Good people can disagree about term limits.
It’s not a moral issue, but about practical governance.
I love term limits, while my friend Lew Rockwell, the former Ron Paul aide who started the Mises Institute and runs the popular website LewRockwell.com, isn’t a fan.
In a brief post to his site, entitled “The Term Limit Hoax,” Rockwell lamented that “Term limits apply only to the institutionally weakest branch of government, the legislature, to further weaken it, and never to the presidential bureaucracy, which actually runs the government, nor to the judges. It’s why neocons, those ultimate presidential supremacists, love term limits.”
This is the classic logical fallacy of guilt by association. Neoconservatives breathe air, too.

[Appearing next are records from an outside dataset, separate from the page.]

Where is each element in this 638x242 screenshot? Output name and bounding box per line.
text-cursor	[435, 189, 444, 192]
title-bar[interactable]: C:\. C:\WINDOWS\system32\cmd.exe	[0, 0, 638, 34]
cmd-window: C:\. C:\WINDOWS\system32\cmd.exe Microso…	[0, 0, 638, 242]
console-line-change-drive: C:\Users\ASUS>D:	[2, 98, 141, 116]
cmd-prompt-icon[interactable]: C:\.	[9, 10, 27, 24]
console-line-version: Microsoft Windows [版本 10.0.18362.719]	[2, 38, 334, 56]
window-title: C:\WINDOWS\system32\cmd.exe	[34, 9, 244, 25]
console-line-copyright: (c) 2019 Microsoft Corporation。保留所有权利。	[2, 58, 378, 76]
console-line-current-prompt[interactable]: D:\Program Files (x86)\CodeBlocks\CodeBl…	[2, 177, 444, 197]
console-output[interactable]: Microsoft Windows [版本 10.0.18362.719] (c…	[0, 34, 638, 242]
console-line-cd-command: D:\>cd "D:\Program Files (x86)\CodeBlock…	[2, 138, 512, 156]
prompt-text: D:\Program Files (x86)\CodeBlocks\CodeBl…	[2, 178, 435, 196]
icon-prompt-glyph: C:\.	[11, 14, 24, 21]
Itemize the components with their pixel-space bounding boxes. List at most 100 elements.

Should the rest of us turn blue?
Usually if politicians — neocon or otherwise — claim amorous feelings for limits, as the late Bob Novak warned, “They’re lying.” Yet, most regular folks — all races, genders, political parties, levels of neocon-ness, you-name-it — actually do want term limits.

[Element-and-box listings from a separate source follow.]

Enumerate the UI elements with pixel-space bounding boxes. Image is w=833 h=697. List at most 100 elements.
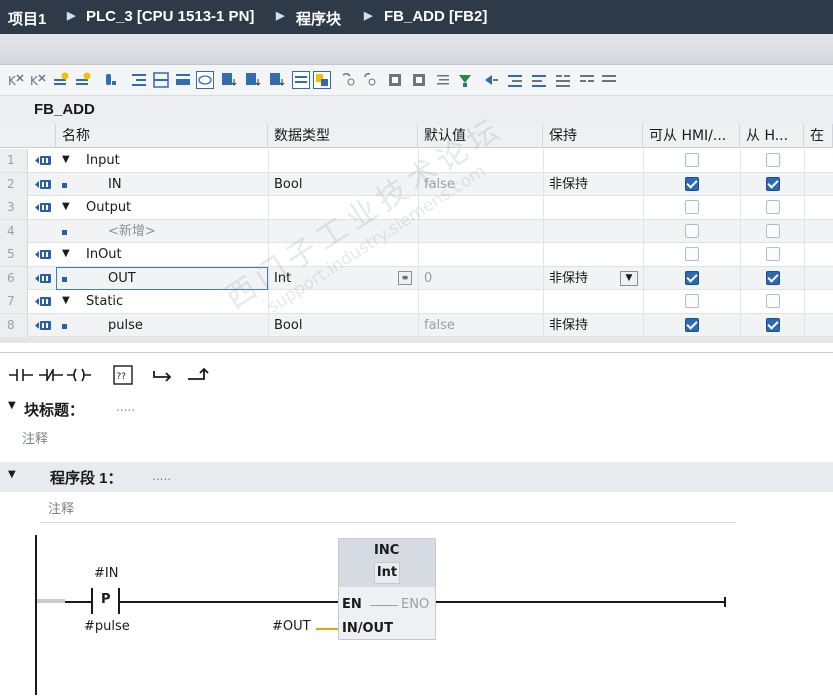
cell-name[interactable]: Input	[86, 149, 236, 172]
table-row[interactable]: 4 <新增>	[0, 219, 833, 243]
empty-box-icon[interactable]: ??	[110, 363, 136, 387]
indent-icon[interactable]	[506, 71, 524, 89]
block-comment[interactable]: 注释	[22, 428, 48, 447]
cell-default[interactable]: false	[424, 173, 534, 196]
expand-toggle-icon[interactable]: ▼	[62, 201, 70, 212]
cell-name[interactable]: Static	[86, 290, 236, 313]
table-section-row[interactable]: 7 ▼ Static	[0, 290, 833, 314]
expand-toggle-icon[interactable]: ▼	[62, 295, 70, 306]
table-row[interactable]: 8 pulse Bool false 非保持	[0, 313, 833, 337]
network-comment-field[interactable]: 注释	[40, 492, 736, 523]
show-comments-icon[interactable]	[174, 71, 192, 89]
expand-icon[interactable]	[554, 71, 572, 89]
collapse-arrow-icon[interactable]: ▼	[8, 469, 16, 480]
table-header-setpoint[interactable]: 在	[804, 124, 833, 148]
coil-icon[interactable]	[66, 363, 92, 387]
cell-datatype[interactable]: Int	[274, 267, 394, 290]
cell-retain[interactable]	[549, 290, 619, 313]
absolute-operand-icon[interactable]	[244, 71, 262, 89]
monitor-icon[interactable]	[340, 71, 358, 89]
favorites-icon[interactable]	[220, 71, 238, 89]
open-all-networks-icon[interactable]	[130, 71, 148, 89]
cell-default[interactable]	[424, 243, 534, 266]
table-header-retain[interactable]: 保持	[543, 124, 643, 148]
cell-retain[interactable]	[549, 149, 619, 172]
close-branch-icon[interactable]	[186, 363, 212, 387]
compare-icon[interactable]	[456, 71, 474, 89]
add-network-icon[interactable]	[74, 71, 92, 89]
hmi-write-checkbox[interactable]	[766, 270, 780, 285]
cell-datatype[interactable]	[274, 243, 394, 266]
hmi-write-checkbox[interactable]	[766, 294, 780, 308]
cell-name[interactable]: Output	[86, 196, 236, 219]
cell-datatype[interactable]: Bool	[274, 173, 394, 196]
cell-retain[interactable]	[549, 243, 619, 266]
inc-instruction-box[interactable]: INC Int EN ENO IN/OUT	[338, 538, 436, 640]
table-scroll-area[interactable]	[0, 337, 833, 343]
force-icon[interactable]	[386, 71, 404, 89]
close-all-networks-icon[interactable]	[152, 71, 170, 89]
box-type-select[interactable]: Int	[374, 562, 400, 584]
cell-default[interactable]	[424, 290, 534, 313]
hmi-access-checkbox[interactable]	[685, 153, 699, 167]
cell-datatype[interactable]	[274, 196, 394, 219]
table-header-hmi-access[interactable]: 可从 HMI/...	[643, 124, 740, 148]
table-header-default[interactable]: 默认值	[418, 124, 543, 148]
cell-retain[interactable]	[549, 196, 619, 219]
p-contact[interactable]: P	[91, 588, 121, 614]
hmi-access-checkbox[interactable]	[685, 200, 699, 214]
cell-name[interactable]: IN	[108, 173, 258, 196]
no-contact-icon[interactable]	[8, 363, 34, 387]
layout-toggle-icon[interactable]	[292, 71, 310, 89]
symbol-info-icon[interactable]	[268, 71, 286, 89]
cell-datatype[interactable]	[274, 290, 394, 313]
table-header-name[interactable]: 名称	[56, 124, 268, 148]
contact-memory-operand[interactable]: #pulse	[84, 619, 130, 634]
go-to-icon[interactable]	[482, 71, 500, 89]
hmi-access-checkbox[interactable]	[685, 294, 699, 308]
cell-default[interactable]	[424, 196, 534, 219]
outdent-icon[interactable]	[530, 71, 548, 89]
hmi-access-checkbox[interactable]	[685, 247, 699, 261]
hmi-write-checkbox[interactable]	[766, 317, 780, 332]
hmi-write-checkbox[interactable]	[766, 176, 780, 191]
hmi-access-checkbox[interactable]	[685, 223, 699, 238]
cell-datatype[interactable]: Bool	[274, 314, 394, 337]
cell-default[interactable]: false	[424, 314, 534, 337]
expand-toggle-icon[interactable]: ▼	[62, 248, 70, 259]
breadcrumb-project[interactable]: 项目1	[8, 8, 46, 29]
contact-operand[interactable]: #IN	[94, 566, 118, 581]
delete-row-icon[interactable]: K	[30, 71, 48, 89]
inout-operand[interactable]: #OUT	[272, 619, 311, 634]
block-title-value[interactable]: .....	[116, 400, 135, 414]
cell-name[interactable]: OUT	[108, 267, 258, 290]
hmi-access-checkbox[interactable]	[685, 270, 699, 285]
hmi-write-checkbox[interactable]	[766, 247, 780, 261]
table-section-row[interactable]: 1 ▼ Input	[0, 149, 833, 173]
expand-toggle-icon[interactable]: ▼	[62, 154, 70, 165]
hmi-access-checkbox[interactable]	[685, 317, 699, 332]
insert-network-icon[interactable]	[52, 71, 70, 89]
hmi-write-checkbox[interactable]	[766, 153, 780, 167]
cell-retain[interactable]: 非保持	[549, 267, 619, 290]
table-header-hmi-write[interactable]: 从 H...	[740, 124, 804, 148]
nc-contact-icon[interactable]	[38, 363, 64, 387]
table-section-row[interactable]: 3 ▼ Output	[0, 196, 833, 220]
cell-datatype[interactable]	[274, 220, 394, 243]
table-row[interactable]: 6 OUT Int ≡ 0 非保持 ▼	[0, 266, 833, 290]
cell-default[interactable]	[424, 220, 534, 243]
cell-datatype[interactable]	[274, 149, 394, 172]
datatype-picker-icon[interactable]: ≡	[398, 270, 412, 285]
hmi-access-checkbox[interactable]	[685, 176, 699, 191]
cell-name[interactable]: <新增>	[108, 220, 258, 243]
table-header-datatype[interactable]: 数据类型	[268, 124, 418, 148]
collapse-arrow-icon[interactable]: ▼	[8, 400, 16, 411]
hmi-write-checkbox[interactable]	[766, 200, 780, 214]
table-section-row[interactable]: 5 ▼ InOut	[0, 243, 833, 267]
cell-retain[interactable]	[549, 220, 619, 243]
cell-name[interactable]: InOut	[86, 243, 236, 266]
modify-icon[interactable]	[362, 71, 380, 89]
cell-retain[interactable]: 非保持	[549, 314, 619, 337]
retain-dropdown-icon[interactable]: ▼	[620, 270, 638, 286]
list-icon[interactable]	[434, 71, 452, 89]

Lew’s correct: Congress is weak. It was designed to be the strongest branch, holding the all-important purse strings and a law-making monopoly. Yet, career politicians have shrunk from fulfilling the First Branch’s constitutional role, consistently handing more and more power to the executive branch and the courts.
That’s not the result of term limits, but a lack thereof.

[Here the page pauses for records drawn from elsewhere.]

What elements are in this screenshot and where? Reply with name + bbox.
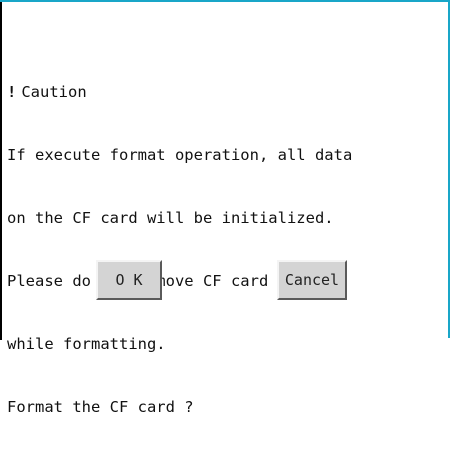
caution-title: Caution [21, 83, 87, 101]
format-confirm-dialog: ! Caution If execute format operation, al… [0, 0, 450, 416]
ok-button-label: O K [115, 271, 143, 289]
cancel-button[interactable]: Cancel [277, 260, 347, 300]
exclamation-icon: ! [7, 83, 17, 101]
caution-heading: ! Caution [7, 82, 443, 103]
dialog-left-edge [0, 2, 2, 340]
dialog-message: ! Caution If execute format operation, al… [7, 40, 443, 460]
cancel-button-label: Cancel [284, 271, 340, 289]
message-line: on the CF card will be initialized. [7, 209, 334, 227]
message-line: Please do not remove CF card [7, 272, 269, 290]
message-line: while formatting. [7, 335, 166, 353]
message-line: If execute format operation, all data [7, 146, 353, 164]
message-line: Format the CF card ? [7, 398, 194, 416]
ok-button[interactable]: O K [96, 260, 162, 300]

Why is there “never” a push for term limits on the “presidential bureaucracy”? Well, those bureaucrats don’t even have terms as such. And any limits would have to be legislated by Congress. Congress enacted that bureaucracy, every cubicle of it, and the longer congressmen stay in Washington, the more they champion it.
Limit judges? A term-limited Congress might help there, too.
This is Common Sense. I’m Paul Jacob.